現代で入手していない場合は、一旦 “ 試練の洞窟 ” を出て、陰陽院でイベントを発生させる必要がありましたエリ 」
マオ
「 うわっ、戻らないといけないのかよ?
現代で入手しといて良かった~~。
100階に着いたら、直ぐに101階に行ける訳だな。
皿洗いを頑張っといて良かったな~~ 」
そんな訳で、彩志さんの話が終わって解散になったけど──、主人公は弓嘉さんと愿縲さんに捕まった。
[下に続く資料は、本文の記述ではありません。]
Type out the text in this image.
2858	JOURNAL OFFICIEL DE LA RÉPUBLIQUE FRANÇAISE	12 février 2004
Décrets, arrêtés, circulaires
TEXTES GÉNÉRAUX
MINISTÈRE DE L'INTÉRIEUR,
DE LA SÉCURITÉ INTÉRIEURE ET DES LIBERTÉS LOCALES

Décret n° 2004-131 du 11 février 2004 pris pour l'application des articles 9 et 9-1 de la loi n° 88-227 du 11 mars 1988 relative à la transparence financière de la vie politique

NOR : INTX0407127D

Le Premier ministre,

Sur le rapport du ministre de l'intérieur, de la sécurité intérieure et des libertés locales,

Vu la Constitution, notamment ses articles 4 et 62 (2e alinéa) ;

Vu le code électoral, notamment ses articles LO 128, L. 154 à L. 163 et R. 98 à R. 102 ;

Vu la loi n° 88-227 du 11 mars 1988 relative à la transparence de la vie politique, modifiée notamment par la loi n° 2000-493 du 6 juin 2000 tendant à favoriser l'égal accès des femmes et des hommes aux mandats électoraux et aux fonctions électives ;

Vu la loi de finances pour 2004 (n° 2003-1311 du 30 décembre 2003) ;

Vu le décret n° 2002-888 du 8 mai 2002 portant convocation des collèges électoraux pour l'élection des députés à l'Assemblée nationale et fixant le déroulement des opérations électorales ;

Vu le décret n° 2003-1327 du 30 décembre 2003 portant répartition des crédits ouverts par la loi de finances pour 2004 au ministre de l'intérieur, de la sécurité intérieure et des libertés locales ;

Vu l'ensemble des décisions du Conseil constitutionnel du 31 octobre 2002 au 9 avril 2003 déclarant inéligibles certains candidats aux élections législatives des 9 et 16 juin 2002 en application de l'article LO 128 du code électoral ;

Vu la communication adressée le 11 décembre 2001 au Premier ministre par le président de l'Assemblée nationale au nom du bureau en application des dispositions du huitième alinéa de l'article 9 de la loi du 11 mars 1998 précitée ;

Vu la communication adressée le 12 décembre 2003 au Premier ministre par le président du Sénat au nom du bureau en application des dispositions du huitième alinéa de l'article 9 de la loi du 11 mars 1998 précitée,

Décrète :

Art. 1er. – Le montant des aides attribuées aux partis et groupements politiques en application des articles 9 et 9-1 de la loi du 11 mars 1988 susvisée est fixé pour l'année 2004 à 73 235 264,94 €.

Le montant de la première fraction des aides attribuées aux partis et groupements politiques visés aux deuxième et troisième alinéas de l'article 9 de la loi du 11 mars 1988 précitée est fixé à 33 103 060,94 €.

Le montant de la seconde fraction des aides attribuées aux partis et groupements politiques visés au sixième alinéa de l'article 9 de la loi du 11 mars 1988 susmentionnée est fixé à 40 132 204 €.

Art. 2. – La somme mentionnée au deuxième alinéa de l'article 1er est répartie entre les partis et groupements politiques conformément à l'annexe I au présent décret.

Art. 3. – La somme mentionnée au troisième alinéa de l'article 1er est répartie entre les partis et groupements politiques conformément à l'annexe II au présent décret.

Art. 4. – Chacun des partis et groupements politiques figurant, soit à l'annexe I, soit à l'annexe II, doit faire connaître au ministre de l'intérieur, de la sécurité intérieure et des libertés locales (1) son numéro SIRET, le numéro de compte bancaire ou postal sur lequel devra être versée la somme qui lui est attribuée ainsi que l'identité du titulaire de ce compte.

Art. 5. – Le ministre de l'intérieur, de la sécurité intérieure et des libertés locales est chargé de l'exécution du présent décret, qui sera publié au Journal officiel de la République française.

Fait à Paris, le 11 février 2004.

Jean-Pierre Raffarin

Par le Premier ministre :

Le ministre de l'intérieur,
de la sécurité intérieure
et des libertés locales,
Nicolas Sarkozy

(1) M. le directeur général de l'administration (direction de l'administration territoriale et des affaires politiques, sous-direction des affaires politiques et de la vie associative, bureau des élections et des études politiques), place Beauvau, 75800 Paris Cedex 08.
正座をさせられた主人公は、弓嘉さんと愿縲さんから、こっぴどく御叱りと御説教を受ける事になった。
真剣に怒られる──って事は、それだけ “ 心配してもらえてる ” って事なんだろうな。
うん、そう思いたい。
そう思う事にしよう!!
画面の絵は御説教している弓嘉さんと愿縲さんを前にして、正座姿でて項垂れている主人公の後ろ姿が描かれている。
一寸笑える絵だったりする。
◎ 訂正しました。
内心ヒヤヒヤしてします。─→ 内心ヒヤヒヤしてしまう。